Jackson’s other major achievement stemming from Thriller concerns video. In addition to breaking the color barrier on MTV, he also demonstrated the visual possibilities of the form and raised it to new levels of artistry. By retaining financial control over his work, he retained creative control as well, and he was able to enlist some of the most important directors in the television and film industries to shoot his videos. “Billie Jean,” “Beat It,” and “Thriller” remain classics of the form and went a long way toward consolidating the legitimacy and profitability of MTV.

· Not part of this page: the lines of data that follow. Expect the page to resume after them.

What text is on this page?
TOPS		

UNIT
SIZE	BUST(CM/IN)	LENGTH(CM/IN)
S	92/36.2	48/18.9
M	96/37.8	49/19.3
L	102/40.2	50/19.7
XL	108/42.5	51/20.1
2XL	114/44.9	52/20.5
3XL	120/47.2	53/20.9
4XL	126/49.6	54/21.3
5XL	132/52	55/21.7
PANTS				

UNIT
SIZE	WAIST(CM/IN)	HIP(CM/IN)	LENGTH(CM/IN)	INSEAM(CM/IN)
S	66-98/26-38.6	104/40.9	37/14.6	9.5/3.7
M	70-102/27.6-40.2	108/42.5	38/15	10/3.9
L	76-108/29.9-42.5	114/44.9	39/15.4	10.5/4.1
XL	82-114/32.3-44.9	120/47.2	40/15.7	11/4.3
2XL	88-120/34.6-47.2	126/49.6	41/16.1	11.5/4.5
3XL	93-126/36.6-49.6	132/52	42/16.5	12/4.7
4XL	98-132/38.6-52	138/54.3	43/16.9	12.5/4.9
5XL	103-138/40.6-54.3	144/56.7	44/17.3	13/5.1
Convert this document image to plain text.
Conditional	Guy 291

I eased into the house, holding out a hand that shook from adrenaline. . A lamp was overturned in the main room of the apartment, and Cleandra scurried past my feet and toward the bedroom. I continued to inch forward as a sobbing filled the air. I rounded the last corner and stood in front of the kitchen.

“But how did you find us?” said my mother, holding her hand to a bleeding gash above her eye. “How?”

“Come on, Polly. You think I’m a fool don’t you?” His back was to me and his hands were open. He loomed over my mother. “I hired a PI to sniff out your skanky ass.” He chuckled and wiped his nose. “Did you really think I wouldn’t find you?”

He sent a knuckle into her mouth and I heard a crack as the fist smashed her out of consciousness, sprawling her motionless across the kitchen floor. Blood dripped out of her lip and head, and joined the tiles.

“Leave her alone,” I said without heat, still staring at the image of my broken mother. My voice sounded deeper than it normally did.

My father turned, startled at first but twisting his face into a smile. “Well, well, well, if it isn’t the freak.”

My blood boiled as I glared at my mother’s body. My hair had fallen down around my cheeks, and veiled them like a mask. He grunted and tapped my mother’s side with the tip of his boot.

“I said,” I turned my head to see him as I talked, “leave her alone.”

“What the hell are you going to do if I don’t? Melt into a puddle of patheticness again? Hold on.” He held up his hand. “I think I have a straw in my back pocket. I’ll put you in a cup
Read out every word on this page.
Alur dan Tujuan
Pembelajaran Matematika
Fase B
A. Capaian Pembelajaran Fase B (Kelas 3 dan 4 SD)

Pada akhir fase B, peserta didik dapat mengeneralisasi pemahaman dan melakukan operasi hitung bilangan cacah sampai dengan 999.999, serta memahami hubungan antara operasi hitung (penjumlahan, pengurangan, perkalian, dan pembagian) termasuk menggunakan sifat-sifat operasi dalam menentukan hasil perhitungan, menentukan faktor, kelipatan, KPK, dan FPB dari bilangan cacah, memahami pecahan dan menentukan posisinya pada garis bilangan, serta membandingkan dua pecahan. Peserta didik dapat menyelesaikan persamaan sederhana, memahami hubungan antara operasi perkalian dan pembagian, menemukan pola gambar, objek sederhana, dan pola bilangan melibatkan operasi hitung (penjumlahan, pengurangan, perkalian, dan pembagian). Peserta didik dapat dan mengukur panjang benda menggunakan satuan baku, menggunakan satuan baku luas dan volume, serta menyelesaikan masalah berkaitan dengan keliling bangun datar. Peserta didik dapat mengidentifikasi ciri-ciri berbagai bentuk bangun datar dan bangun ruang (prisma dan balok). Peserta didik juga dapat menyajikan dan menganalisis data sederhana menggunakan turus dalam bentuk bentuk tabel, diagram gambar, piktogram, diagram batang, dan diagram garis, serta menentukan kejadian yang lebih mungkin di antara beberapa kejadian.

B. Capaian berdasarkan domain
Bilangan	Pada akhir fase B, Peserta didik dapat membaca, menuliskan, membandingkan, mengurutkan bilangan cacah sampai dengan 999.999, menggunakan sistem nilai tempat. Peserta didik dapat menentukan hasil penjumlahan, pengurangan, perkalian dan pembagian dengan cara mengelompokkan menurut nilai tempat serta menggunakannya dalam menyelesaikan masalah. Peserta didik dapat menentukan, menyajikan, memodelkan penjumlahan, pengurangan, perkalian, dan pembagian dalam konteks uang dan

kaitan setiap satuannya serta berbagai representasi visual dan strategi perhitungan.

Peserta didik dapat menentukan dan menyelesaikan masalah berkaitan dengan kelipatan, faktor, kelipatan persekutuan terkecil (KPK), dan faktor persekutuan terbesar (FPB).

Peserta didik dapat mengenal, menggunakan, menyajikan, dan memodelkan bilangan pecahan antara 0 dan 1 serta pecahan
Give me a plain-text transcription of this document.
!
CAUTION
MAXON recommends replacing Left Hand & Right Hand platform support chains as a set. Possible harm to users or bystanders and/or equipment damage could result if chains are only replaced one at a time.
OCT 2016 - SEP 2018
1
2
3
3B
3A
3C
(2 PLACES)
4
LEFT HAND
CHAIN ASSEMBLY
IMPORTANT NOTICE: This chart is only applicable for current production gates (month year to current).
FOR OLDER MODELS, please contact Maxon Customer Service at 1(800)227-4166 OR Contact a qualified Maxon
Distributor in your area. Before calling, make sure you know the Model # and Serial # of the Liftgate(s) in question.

The years following the release of Thriller witnessed a slow but steady ebbing of Jackson’s artistic and commercial power. Inevitably, success on the scale he achieved engendered some backlash, and his personal and social isolation made his work seem less in touch with musical currents. This is especially evident in the rise of rap into musical prominence, a form which makes Thriller seem dated and which Jackson did not seem able to perform with much conviction. Certainly, he continued to write engaging songs, such as his 1988 hit “Smooth Criminal.” Little of his work has had lasting thematic significance, however, and all too often Jackson lapsed into banality in trying to write inspiring songs, as the titles of “Heal the World” and “Keep the Faith” suggest. Moreover, while he had his usual share of hits from Dangerous (1991), including “Black or White,” “Remember the Time,” and “In the Closet,” the almost frenetic collage of styles contained in those songs gave the impression that Jackson was trying to chase down an audience rather than lead (or better yet, create) one. His last album released during his life (2001), Invincible, resulted in three singles and sold relatively well, but it also did not have the same level of impact that Thriller had.
Nevertheless, none of this can erase Thriller. Because of it, Jackson earned consideration as a major American artist of the late twentieth century. As further proof of the seemingly timeless appeal of the album, by 2015, the Recording Industry Association of America had announced that Thriller had become the first album to be certified multiplatinum thirty times. The achievement of this feat meant that the album had sold thirty million copies in the United States alone. Despite his untimely death, this milestone continued the conversation in the music world regarding Jackson's lasting impact and reign as one of the top-selling pop artists of all time.